Unterwegs

Immer auf der Suche nach dem noch nicht Gesehenem

RUND UM VENEDIG SCHIPPERN – TAG 3

Erkenntnis des gestrigen Abends: Autan wirkt nicht, und Mücken sind Arschlöscher. Mit roten Punkten am ganzen Körper ermahnen wir uns gegenseitig (meist wirkungslos) doch nicht zu kratzen, aber die Moral kann das nicht trüben! Wir fahren die gestrige Strecke wieder Retour, diesmal bei wolkenlosem Himmel.

Zuerst geht es wieder durch die Schleuse in die Lagune zurück, und diesmal erwischen wir die Vögel auch bei gutem Licht.

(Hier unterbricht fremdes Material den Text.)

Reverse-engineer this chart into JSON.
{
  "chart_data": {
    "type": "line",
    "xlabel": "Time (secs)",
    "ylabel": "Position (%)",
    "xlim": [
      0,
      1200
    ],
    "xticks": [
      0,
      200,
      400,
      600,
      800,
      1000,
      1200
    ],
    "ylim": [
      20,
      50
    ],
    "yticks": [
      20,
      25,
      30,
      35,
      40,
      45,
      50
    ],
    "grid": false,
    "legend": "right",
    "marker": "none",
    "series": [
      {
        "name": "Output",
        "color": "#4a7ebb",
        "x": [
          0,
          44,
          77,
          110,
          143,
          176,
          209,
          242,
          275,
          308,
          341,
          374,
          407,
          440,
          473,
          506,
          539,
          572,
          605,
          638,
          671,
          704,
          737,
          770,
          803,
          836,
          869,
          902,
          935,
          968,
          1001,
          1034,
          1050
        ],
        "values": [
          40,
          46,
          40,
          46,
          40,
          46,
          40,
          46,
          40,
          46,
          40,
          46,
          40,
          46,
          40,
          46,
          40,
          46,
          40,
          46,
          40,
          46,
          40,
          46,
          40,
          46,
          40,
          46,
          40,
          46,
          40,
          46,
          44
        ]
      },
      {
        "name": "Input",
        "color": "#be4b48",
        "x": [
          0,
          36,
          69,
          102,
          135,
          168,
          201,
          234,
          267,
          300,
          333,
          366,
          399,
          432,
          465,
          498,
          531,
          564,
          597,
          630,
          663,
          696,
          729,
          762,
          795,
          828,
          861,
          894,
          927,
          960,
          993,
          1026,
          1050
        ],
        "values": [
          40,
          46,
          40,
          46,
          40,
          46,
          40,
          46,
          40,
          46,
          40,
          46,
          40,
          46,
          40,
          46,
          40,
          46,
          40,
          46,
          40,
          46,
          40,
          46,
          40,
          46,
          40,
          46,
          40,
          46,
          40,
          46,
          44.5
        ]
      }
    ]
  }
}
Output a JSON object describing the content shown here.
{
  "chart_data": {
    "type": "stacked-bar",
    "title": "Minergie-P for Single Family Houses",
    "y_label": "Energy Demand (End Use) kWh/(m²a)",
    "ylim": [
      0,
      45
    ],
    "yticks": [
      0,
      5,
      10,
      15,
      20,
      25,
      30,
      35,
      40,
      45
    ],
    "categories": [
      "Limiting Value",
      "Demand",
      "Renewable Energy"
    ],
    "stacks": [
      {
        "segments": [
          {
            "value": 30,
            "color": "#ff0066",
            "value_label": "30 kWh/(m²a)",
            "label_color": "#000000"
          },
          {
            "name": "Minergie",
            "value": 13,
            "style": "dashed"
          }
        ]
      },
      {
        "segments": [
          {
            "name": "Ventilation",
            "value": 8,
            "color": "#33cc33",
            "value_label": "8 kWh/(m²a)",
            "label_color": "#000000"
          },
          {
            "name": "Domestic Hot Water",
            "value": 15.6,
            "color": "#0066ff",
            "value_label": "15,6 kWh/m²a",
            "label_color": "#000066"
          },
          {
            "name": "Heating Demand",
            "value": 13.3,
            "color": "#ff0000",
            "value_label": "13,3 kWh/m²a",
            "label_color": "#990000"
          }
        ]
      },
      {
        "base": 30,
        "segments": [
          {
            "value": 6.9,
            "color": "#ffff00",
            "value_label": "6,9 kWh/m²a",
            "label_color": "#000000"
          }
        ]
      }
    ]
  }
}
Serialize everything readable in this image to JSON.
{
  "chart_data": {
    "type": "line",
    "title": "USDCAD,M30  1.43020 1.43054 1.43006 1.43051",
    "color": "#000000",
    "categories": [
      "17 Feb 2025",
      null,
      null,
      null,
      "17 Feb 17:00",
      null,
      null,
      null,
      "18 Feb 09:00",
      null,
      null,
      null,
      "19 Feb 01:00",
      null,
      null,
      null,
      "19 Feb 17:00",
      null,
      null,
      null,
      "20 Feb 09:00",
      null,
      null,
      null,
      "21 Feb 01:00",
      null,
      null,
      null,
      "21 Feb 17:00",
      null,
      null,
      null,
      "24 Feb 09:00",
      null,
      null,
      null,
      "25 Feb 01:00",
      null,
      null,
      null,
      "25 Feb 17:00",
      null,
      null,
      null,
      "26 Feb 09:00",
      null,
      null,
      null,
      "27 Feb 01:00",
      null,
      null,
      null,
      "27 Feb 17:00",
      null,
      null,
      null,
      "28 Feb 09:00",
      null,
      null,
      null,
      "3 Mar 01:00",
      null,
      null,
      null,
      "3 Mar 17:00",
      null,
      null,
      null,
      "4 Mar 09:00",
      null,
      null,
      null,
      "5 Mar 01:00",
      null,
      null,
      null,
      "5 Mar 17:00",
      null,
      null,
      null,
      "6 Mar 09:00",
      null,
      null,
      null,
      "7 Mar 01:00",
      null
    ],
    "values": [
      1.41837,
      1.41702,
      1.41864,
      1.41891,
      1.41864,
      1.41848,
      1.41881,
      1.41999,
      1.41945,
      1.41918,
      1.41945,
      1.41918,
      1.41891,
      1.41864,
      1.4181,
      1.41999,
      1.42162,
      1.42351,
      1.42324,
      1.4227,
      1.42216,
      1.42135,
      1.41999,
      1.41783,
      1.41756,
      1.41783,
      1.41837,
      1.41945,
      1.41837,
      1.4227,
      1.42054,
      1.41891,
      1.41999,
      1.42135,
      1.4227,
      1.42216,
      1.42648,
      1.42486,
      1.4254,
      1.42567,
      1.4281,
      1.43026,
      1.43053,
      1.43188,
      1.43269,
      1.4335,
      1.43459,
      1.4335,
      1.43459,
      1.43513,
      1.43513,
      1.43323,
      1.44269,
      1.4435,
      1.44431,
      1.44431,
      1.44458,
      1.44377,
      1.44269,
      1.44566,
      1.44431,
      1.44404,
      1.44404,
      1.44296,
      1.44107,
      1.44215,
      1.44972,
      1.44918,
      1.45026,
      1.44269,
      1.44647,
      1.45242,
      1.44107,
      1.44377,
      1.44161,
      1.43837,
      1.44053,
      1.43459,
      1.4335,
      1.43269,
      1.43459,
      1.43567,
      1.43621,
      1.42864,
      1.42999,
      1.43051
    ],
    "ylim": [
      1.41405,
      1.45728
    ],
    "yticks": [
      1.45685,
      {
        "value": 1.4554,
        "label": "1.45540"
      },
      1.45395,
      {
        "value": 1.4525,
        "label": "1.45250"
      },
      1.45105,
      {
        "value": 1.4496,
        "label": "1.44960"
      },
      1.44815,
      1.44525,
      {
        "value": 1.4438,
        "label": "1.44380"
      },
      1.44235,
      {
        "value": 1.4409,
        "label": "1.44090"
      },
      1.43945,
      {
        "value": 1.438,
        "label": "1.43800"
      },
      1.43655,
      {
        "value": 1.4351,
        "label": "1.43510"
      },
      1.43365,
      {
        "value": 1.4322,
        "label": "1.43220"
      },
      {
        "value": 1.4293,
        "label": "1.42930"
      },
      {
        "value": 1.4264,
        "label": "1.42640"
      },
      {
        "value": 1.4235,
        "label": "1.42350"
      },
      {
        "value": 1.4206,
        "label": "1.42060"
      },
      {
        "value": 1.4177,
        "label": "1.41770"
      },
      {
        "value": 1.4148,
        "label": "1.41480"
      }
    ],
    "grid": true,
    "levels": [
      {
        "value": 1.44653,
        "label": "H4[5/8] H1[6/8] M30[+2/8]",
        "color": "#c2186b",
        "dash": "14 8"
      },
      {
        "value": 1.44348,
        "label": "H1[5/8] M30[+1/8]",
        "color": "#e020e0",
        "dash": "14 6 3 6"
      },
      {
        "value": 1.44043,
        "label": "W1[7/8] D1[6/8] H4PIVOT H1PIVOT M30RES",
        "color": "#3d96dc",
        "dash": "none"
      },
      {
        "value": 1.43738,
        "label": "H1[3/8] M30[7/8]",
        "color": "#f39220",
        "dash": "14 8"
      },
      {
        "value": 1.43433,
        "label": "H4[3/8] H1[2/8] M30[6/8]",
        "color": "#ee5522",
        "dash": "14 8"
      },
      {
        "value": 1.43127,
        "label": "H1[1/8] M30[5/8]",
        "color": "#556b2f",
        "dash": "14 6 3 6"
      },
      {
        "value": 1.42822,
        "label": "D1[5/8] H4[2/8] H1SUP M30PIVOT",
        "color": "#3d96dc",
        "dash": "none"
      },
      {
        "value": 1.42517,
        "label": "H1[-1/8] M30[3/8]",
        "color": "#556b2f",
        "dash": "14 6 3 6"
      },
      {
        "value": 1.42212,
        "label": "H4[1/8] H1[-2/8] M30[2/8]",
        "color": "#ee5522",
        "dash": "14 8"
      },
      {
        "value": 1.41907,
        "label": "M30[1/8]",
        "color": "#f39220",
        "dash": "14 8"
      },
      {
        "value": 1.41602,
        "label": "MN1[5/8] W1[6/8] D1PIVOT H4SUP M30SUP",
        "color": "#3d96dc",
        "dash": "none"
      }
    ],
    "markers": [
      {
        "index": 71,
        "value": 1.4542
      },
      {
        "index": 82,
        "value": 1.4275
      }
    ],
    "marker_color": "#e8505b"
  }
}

Immer entlang der Inseln, die die Grenze zwischen Meer und Lagune bilden, tuckern wir gemütlich mit der Höchstgeschwindigkeit von annähernd 10 km/h Richtung des südwestlichen Endes der Lagune. Je weiter wir kommen, desto mehr Verkehr teilt sich mit uns den Kanal. Eigentlich gilt hier eine Geschwindigkeitsbegrenzung, aber die wird vollends ignoriert. Jedes Boot fährt so schnell, wie es sein Motor erlaubt, und wir sind das untere Ende der Hackordnung. Das macht aber gar nichts, es gibt so viel zu sehen.

Venedig lassen wir erst einmal in einigen Kilometern Entfernung vorbei ziehen, das heben wir uns für später auf.

Vor Lido de Venezia liegt eine Insel, die komplett bis zum letzten Zentimeter von einem backsteinroten Haus besetzt ist. Ein Blick in die Karte verrät uns: Es handelt sich um die Hospital-Insel. Hier wurden wohl die ansteckenden Patienten in Quarantäne behandelt.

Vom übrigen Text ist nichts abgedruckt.